Additionally, most existing FMs adopt Transformer-based architectures, such as Moirai [Ref5] and Chronos [Ref6]. Leveraging a well-established encoder-decoder framework and following standard design practices does not diminish the novelty of our work in the two proposed modules. Instead, it enables us to clearly identify the above critical limitation in current Transformer-based FMs, namely energy bias. Building upon this mature architecture, we further propose the novel MoPFormer module, which enables parameter-efficient model adaptation across different datasets and domains. Together, these two innovative modules enable SEMPO to substantially reduce both the pre-training data scale and model size, while achieving strong generalization.

Weakness #4 Several formatting issues in the current draft

Thank you for pointing this out.

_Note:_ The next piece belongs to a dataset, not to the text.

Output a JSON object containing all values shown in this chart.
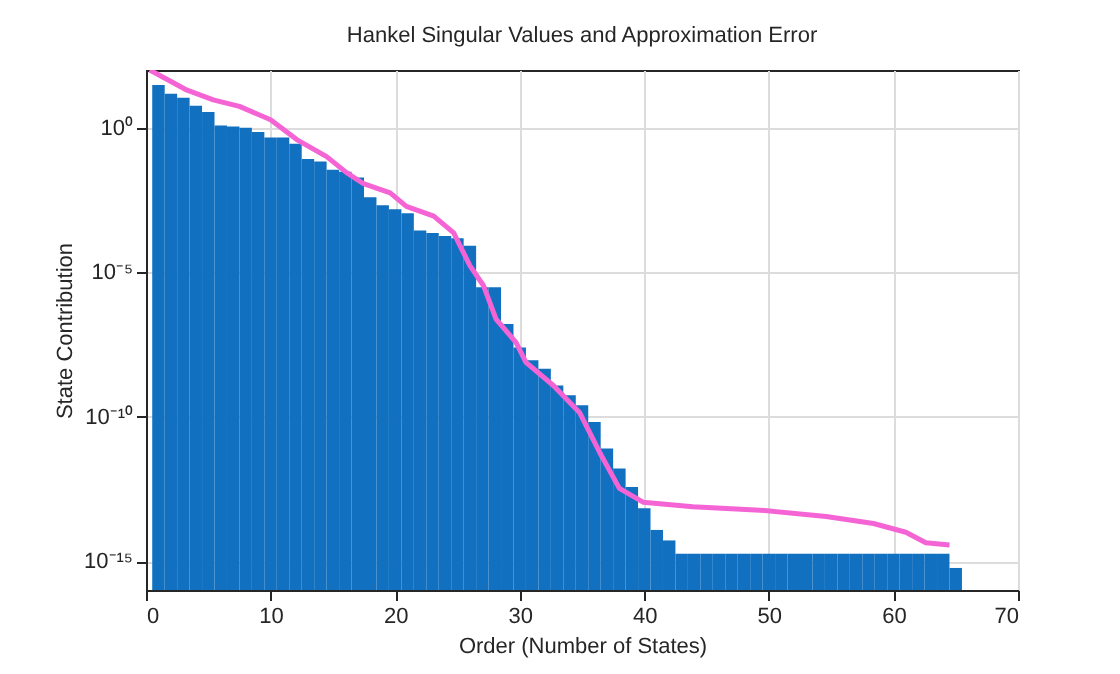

The broken links may be due to the separation between the main text and appendix. We will address the formatting issues, including figure links and citations, in the final version to ensure preferred readability.

Question #1 Clarify whether $D_{tune}$ and $D_{test}$ are drawn from new domains or overlap with the pre-training set $T_{train}$

Following standard few-shot and zero-shot settings, $D_{tune}$ and $D_{test}$ are drawn from entirely new domains that are not presented in $T_{train}$ . We will clarify this point in our final version.

Question #2 Fair and consistent visual comparison in Figure 1 (right)

We would like to clarify that Time-LLM, GPT4TS, and PatchTST are used only in the few-shot setting, while other FMs are evaluated in the zero-shot setting (see Table 1 and Table 2). Accordingly, we distinguish SEMPO (Zero) and SEMPO (Few) for fair comparison in each setting.

To address your concern regarding consistency, we will revise the figure and split it into two subplots for zero- and few-shot settings respectively in the final version.

References:

[Ref1] Fredformer: Frequency Debiased Transformer for Time Series Forecasting, KDD 2024
[Ref2] CATCH: Channel-aware Multivariate Time Series Anomaly Detection via Frequency Patching, ICLR 2025
[Ref3] Towards a General Time Series Forecasting Model with Unified Representation and Adaptive Transfer, ICML 2025
[Ref4] FilterNet: Harnessing Frequency Filters for Time Series Forecasting, NeurIPS 2024
[Ref5] Unified training of universal time series forecasting transformers, ICML 2024
[Ref6] Chronos: Learning the language of time series, TMLR 2024

评论- Response to Reviewer Y38u

2025-08-06

Dear Reviewer Y38u,

Thank you very much for going through our replies. May we check whether our responses have addressed your concerns? If you have any further questions or concerns, please feel free to let us know.

Best regards,

Authors

评论- Hope for your reply

2025-08-05

Dear Reviewer Y38u,

As the End of the author-reviewer discussion period approaches, we would like to kindly check if our responses have addressed your concerns. Your feedback is truly valuable to us, and we would be more than happy to engage in further discussion and paper improvements. Thank you again for your time and effort in helping us improve our paper!

Best regards,

Authors

最终决定Accept (poster)

2025-09-17

This paper proposes a new lightweight time series foundation model with strong experimental results across 16 datasets in 0 and few short forecasting tasks. The reviewers mostly found the proposed approach to be novel and the experiments to be good although (prior to the author/reviewer discussion completing) not thorough enough. However, after the author/reviewer discussion, the bulk of reviewer concerns were addressed, and the reviewers unanimously favored acceptance for this paper (3 accept, 1 borderline accept). I am recommending acceptance for this paper as a result.